EN-ROUTE TO the 'world's first certified organic pub', Islington's excellent
Duke of Cambridge, I smelt fresh tar. This Dickensian cure-all often evokes South Africa's viticultural speciality,
Pinotage. Unlike Andre van Rensburg of
Vergelegen who described this as: "...as untenable as child rape...", I harbour few gripes about a grape which dares to be different.

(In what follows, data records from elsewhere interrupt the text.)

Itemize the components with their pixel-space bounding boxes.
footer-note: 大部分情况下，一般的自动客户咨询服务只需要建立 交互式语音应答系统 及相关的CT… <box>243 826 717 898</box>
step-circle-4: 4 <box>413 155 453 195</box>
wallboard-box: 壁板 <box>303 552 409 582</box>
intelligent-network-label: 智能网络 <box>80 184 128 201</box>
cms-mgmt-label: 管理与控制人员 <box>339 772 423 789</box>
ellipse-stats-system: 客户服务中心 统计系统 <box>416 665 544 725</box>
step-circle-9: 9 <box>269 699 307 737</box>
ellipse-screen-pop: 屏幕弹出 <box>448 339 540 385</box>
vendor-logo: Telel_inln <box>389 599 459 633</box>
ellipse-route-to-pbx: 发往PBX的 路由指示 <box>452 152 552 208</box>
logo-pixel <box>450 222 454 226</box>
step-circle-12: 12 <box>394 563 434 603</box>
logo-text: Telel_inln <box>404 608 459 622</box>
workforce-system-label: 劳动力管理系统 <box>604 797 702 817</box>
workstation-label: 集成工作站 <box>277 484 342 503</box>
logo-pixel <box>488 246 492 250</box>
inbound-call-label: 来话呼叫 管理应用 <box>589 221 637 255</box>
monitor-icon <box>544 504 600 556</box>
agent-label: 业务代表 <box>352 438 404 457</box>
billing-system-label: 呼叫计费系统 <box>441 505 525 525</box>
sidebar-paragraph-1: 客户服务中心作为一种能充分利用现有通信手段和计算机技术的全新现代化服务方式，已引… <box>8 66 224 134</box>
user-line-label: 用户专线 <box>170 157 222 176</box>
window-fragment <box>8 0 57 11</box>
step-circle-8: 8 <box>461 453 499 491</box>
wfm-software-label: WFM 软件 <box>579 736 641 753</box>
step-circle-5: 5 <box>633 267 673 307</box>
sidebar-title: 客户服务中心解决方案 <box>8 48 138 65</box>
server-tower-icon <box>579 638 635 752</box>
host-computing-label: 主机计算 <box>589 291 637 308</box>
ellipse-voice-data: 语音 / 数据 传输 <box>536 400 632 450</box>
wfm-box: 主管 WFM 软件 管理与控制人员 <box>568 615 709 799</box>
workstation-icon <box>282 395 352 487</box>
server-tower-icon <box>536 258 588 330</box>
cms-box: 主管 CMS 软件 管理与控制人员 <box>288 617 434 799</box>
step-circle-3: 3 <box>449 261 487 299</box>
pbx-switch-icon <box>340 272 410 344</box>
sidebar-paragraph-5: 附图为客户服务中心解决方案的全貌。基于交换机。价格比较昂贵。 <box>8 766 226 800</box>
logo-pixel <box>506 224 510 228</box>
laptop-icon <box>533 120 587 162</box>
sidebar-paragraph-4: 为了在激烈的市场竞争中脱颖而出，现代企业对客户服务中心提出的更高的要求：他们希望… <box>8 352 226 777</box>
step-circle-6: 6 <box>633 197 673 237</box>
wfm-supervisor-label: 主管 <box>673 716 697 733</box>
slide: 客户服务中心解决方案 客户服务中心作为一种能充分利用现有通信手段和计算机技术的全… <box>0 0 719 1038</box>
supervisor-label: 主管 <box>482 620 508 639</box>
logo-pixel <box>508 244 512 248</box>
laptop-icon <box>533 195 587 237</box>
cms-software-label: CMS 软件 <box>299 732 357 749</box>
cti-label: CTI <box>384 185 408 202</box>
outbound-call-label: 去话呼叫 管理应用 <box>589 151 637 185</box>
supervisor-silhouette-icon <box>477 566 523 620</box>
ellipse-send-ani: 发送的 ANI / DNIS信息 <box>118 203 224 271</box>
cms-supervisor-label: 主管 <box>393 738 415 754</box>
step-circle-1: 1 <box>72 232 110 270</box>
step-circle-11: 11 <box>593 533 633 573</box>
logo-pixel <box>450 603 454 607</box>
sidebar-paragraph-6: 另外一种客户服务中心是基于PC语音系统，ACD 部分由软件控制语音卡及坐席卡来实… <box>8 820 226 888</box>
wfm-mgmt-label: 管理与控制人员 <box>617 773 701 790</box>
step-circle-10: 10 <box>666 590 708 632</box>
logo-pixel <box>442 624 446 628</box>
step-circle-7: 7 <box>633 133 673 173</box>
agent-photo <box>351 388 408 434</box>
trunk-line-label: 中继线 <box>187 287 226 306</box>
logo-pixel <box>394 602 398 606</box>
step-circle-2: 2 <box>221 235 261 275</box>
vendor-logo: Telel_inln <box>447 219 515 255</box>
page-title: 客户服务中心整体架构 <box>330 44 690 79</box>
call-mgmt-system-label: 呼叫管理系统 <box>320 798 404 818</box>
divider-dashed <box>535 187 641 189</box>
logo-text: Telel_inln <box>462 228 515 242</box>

My motivation to ramble away from the beaten track to the doors of this offbeat-organic Victorian pile was spurred by the fact it serves an English white. I have wanted to taste
Hormondsen Dry from
Davenport Vineyards for months. Alas the vineyard - aided by DC's savvy barman - shifted its stock weeks ago, although a bottle of clement, damask, slightly sweet organic Pinot Noir from Meinklang, Austria appeased as snow flurried outside. We were not hurried, however, so
Jean-Pierre Fleury's
NV Champagne, also organic, had time to ace, a virtuoso brimming with red apples and a boulangerie bounty.
Depending on which season you enter this paired down to the bones Victorian charnel house, you will encounter almost winsome meals or deeply brown banality. Ingredient evangelicaism is a philosophy to which all must be dredged.
Food was ample: a giant haddock fishcake landed; a beef pie lounged.